This message was automatically generated.



> Queue submit ACL check is wrong when CS queue is ambiguous
> ----------------------------------------------------------
>
>                 Key: YARN-10787
>                 URL: https://issues.apache.org/jira/browse/YARN-10787
>             Project: Hadoop YARN
>          Issue Type: Bug
>    Affects Versions: 3.4.0
>            Reporter: Szilard Nemeth
>            Assignee: Gergely Pollák
>            Priority: Major
>             Fix For: 3.4.0
>
>         Attachments: YARN-10787.001.patch, YARN-10787.branch-3.3.001.patch
>
>
> Let's suppose we have a Capacity Scheduler configuration with 2 or more leaf 
> queues with the same name in the queue hierarchy. That's what we call an 
> ambiguous queue name.
>  Let's also enable ACL checks and define acl_submit_applications / 
> acl_administer_queue configs with the correct value, adding the username to 
> the ACL value there.
> Here's a minimalistic YARN + CS config:
> h2. 1. YARN config snippet:
> {code:java}
> <property><name>yarn.acl.enable</name><value>true</value>
> {code}
> h2. 2. CS config snippet:
> {code:java}
> <property>
>       <name>yarn.scheduler.capacity.root.someparent1.queues</name>
>       <value>anyotherqueue1,somequeue,anyotherqueue2</value>
> </property>
> <property>
>       <name>yarn.scheduler.capacity.root.someparent2.queues</name>
>       <value>anyotherqueue3,somequeue,anyotherqueue4</value>
> </property>
> <property>
>       
> <name>yarn.scheduler.capacity.root.someparent1.somequeue.acl_submit_applications</name>
>       <value>someuser1 </value>
> </property>
> <property>
>       
> <name>yarn.scheduler.capacity.root.someparent2.somequeue.acl_submit_applications</name>
>       <value>someuser1 </value>
> </property>
> <property>
>       
> <name>yarn.scheduler.capacity.root.someparent1.somequeue.acl_administer_queue</name>
>       <value>someuser1 </value>
> </property>
> <property>
>       
> <name>yarn.scheduler.capacity.root.someparent2.somequeue.acl_administer_queue</name>
>       <value>someuser1 </value>
> </property>
> {code}
> So in this case, we have an ambiguous queue named "somequeue" under 2 
> different paths:
>  - root.someparent1.somequeue
>  - root.someparent2.somequeue
> When a user submits an application correctly with the full queue path e.g. 
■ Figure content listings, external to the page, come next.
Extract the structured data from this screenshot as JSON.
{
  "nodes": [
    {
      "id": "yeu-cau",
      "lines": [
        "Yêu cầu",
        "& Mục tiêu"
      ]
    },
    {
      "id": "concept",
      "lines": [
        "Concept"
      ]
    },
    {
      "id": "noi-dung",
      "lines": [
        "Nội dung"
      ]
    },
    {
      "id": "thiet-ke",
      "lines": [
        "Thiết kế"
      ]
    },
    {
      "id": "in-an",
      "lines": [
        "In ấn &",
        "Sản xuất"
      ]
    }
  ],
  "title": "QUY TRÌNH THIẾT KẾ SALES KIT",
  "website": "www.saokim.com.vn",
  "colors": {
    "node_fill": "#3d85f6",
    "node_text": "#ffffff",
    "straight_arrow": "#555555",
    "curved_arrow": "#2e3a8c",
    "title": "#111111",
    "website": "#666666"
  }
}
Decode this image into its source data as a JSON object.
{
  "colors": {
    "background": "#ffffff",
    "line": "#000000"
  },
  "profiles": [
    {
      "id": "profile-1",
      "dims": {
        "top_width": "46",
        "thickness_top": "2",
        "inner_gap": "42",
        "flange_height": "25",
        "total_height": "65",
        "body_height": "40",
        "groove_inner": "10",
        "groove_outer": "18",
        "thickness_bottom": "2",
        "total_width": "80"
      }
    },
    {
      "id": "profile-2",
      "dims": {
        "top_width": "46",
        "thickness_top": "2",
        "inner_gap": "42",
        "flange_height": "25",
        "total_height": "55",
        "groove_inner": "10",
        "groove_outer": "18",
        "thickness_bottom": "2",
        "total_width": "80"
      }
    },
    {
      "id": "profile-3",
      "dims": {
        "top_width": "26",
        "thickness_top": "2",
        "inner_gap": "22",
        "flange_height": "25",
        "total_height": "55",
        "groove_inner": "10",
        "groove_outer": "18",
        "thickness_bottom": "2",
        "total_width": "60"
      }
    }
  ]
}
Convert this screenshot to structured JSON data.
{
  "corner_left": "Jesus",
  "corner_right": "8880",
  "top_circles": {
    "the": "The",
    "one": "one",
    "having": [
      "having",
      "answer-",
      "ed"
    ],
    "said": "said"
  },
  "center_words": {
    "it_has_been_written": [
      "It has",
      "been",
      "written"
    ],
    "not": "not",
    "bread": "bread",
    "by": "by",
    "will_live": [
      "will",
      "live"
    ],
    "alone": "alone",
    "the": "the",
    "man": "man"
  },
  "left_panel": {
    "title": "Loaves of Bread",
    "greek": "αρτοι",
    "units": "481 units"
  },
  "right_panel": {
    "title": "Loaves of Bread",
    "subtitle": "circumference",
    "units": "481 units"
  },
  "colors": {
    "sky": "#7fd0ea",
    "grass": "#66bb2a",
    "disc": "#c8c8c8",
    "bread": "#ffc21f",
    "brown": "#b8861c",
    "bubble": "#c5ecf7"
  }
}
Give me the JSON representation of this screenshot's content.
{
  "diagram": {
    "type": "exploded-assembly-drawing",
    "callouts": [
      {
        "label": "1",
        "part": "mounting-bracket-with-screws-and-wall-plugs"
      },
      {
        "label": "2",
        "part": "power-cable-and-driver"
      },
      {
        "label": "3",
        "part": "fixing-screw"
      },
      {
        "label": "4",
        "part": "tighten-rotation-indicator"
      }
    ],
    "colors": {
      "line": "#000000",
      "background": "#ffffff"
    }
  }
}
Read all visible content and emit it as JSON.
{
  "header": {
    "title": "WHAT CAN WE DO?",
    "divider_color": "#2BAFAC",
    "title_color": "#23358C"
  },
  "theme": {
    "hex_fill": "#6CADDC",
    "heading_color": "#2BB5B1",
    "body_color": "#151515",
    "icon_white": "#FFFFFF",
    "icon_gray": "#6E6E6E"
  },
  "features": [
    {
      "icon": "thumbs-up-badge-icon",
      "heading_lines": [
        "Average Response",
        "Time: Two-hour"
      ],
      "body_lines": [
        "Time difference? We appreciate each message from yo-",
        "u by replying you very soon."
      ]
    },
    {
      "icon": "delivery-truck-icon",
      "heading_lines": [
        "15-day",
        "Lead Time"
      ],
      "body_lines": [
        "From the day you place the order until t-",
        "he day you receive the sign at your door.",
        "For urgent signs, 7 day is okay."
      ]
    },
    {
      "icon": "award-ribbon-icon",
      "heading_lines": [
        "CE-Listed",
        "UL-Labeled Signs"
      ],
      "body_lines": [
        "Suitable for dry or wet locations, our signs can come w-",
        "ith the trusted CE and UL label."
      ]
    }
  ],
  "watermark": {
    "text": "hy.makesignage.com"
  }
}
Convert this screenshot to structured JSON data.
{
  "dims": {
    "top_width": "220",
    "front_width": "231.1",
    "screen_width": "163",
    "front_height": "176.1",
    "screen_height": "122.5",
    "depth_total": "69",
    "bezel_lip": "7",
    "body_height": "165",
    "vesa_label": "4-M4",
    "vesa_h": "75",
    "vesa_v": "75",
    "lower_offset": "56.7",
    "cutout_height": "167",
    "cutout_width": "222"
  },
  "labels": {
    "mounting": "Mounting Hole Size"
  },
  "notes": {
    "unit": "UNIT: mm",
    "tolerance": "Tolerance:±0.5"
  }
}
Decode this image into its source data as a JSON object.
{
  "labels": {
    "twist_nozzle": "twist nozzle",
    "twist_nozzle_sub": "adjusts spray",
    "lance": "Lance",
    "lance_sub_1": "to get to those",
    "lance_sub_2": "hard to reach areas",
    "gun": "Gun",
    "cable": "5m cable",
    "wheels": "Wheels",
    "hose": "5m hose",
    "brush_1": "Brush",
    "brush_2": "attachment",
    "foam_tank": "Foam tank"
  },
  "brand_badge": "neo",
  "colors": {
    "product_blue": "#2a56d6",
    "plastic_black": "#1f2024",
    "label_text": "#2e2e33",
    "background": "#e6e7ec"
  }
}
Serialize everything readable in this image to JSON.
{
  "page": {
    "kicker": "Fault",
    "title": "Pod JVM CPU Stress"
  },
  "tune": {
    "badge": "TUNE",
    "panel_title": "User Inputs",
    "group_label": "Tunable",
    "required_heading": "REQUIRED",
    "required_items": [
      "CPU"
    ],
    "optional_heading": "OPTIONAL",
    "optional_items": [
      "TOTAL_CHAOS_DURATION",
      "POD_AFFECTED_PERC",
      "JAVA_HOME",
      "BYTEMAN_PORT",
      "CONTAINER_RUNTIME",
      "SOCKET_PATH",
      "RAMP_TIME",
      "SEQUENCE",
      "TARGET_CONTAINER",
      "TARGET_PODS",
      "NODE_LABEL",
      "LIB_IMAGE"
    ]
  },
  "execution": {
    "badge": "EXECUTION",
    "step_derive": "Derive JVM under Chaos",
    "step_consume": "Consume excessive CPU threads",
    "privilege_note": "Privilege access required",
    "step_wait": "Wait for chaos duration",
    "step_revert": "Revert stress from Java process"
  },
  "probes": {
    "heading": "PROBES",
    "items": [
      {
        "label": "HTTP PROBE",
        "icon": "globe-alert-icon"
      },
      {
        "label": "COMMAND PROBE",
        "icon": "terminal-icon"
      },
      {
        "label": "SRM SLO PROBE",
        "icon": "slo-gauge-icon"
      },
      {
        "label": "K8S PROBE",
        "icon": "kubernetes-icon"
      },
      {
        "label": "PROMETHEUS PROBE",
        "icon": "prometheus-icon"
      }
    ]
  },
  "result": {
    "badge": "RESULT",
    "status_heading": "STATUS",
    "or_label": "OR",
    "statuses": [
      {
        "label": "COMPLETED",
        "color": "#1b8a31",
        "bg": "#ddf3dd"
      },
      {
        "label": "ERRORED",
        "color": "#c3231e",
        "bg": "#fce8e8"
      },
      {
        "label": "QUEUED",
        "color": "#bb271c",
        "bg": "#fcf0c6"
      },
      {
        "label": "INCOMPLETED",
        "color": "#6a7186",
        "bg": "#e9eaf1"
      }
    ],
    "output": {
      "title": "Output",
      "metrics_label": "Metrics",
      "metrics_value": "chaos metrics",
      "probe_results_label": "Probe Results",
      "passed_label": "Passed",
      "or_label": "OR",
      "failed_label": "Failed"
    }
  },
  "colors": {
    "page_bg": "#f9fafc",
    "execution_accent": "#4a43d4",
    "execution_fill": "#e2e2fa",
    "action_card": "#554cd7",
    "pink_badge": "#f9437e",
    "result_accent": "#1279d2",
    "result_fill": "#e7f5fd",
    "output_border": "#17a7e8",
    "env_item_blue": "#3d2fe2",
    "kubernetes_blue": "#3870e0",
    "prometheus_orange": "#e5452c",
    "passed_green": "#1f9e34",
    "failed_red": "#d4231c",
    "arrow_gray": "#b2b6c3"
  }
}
> root.someparent1.somequeue, YARN will still fail to place the application to 
> that queue and will use the short name in case ACL checking is enabled.
> h2. 3. LOG SNIPPET
> {code:java}
> 2021-05-20 22:04:32,031 DEBUG 
> org.apache.hadoop.yarn.server.resourcemanager.placement.CSMappingPlacementRule:
>  Placement final result 'root.someparent1.somequeue' for application 
> 'application_1621540945412_0001'
>  2021-05-20 22:04:32,031 INFO 
> org.apache.hadoop.yarn.server.resourcemanager.RMAppManager: Placed 
> application with ID application_1621540945412_0001 in queue: somequeue, 
> original submission queue was: root.someparent1.somequeue
>  2021-05-20 22:04:32,031 ERROR 
> org.apache.hadoop.yarn.server.resourcemanager.scheduler.capacity.CapacityScheduler:
>  Ambiguous queue reference: somequeue please use full queue path instead.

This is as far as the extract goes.